Прирожденный волновался. Очень. Он осознавал риск задуманного и последствия, если что-то пойдет не так. Но внешне оставался спокоен. Трое послушников должны видеть и чувствовать это, в их души нельзя пустить ни тени сомнения. Иначе заклятья, при помощи которых Оннэрб подчинял членов общины собственной воле, начнут терять силу.

Послушники, ослепленные любовью к наставнику, работали, не жалея сил.
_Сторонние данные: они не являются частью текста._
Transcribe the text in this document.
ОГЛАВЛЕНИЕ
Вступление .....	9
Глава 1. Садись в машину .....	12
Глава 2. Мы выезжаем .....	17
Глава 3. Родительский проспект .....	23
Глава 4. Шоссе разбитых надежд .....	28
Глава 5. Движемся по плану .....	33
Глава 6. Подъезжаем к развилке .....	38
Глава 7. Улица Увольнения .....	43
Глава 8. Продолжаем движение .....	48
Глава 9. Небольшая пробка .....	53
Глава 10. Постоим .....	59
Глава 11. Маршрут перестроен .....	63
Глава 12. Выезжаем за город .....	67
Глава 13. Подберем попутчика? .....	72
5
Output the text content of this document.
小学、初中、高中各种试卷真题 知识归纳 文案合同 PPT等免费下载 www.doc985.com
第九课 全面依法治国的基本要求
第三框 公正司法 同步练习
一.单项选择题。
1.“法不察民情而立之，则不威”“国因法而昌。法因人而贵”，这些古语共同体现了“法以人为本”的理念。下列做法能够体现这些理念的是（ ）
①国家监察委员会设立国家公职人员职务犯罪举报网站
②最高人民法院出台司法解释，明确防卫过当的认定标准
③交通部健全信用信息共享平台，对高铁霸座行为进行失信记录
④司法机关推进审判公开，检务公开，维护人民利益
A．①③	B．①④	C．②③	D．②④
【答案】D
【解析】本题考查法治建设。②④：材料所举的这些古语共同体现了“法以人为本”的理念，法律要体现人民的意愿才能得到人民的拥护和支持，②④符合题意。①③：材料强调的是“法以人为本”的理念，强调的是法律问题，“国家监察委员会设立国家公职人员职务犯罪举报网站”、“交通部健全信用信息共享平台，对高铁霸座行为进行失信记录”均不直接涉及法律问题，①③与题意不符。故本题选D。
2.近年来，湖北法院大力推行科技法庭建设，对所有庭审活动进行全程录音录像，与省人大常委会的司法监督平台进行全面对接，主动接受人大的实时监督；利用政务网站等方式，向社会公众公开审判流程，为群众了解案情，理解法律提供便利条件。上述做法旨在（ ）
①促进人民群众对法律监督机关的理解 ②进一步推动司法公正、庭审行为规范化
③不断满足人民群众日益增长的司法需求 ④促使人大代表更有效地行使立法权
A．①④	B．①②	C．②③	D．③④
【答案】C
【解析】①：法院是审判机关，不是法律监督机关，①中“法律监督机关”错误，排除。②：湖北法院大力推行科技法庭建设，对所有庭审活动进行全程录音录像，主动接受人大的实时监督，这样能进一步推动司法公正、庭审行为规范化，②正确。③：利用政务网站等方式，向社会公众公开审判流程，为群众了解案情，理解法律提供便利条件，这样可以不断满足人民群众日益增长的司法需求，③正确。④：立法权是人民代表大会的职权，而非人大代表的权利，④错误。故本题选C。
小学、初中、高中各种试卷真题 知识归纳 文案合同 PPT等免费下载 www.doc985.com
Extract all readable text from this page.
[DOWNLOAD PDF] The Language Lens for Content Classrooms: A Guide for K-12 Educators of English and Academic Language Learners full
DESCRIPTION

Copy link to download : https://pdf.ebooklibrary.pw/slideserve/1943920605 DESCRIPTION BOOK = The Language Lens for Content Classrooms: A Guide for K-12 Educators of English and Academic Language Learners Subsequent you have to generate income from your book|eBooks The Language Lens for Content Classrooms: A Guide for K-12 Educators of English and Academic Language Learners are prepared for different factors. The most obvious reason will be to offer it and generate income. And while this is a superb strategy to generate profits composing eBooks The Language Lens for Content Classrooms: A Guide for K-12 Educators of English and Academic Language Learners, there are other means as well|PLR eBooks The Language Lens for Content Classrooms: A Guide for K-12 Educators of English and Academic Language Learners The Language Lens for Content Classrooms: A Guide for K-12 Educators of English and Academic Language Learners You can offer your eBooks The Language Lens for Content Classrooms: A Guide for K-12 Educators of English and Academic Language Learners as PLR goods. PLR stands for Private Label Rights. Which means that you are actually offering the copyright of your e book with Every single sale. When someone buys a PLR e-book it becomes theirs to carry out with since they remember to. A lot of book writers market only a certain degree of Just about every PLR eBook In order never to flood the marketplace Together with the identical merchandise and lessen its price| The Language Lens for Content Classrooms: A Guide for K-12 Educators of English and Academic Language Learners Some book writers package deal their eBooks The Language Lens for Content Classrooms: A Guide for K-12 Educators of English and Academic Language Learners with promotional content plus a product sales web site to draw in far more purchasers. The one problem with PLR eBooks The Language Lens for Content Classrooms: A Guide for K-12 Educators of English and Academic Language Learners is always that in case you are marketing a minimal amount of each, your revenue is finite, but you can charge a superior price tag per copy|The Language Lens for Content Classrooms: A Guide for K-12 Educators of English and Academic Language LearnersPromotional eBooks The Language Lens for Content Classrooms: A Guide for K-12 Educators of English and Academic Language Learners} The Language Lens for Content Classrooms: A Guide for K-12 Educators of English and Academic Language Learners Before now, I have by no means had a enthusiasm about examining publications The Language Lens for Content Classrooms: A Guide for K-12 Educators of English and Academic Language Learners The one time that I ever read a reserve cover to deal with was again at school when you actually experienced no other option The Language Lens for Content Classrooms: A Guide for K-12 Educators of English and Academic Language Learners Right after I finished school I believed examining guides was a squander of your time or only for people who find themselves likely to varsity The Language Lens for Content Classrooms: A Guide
Яма расширялась.

Скоро…

Оннэрб улыбнулся и посмотрел на снабженный колесами и опутанный трубками металлический короб. Пять с половиной лет ушло, чтобы спроектировать и построить этот аппарат. И вот настала пора испытания.

Все ли сложится удачно? Прирожденный не знал. Но был уверен в одном: никто и никогда раньше даже не задумывался о том, что Оннэрб намеревался осуществить. Он рисковал жизнью. И своей, и троих послушников, и, быть может, всей Баумары — а вслед за ней и Баумэртоса.

Разумеется, этому дню предшествовала длительная подготовка. Тысячи бессонных, полных раздумий ночей, десятки тысяч листов бумаги, покрытых формулами и чертежами, предположения, домыслы… Одним словом, теория.

— Мастер Оннэрб! Наставник! Все готово!

Сиплые голоса послушников вывели прирожденного из раздумий. Он посмотрел на троицу — те, выполнив работу, застыли, точно почетный караул, только с лопатами вместо копий, — и подошел к яме. Заглянул внутрь. Улыбнулся.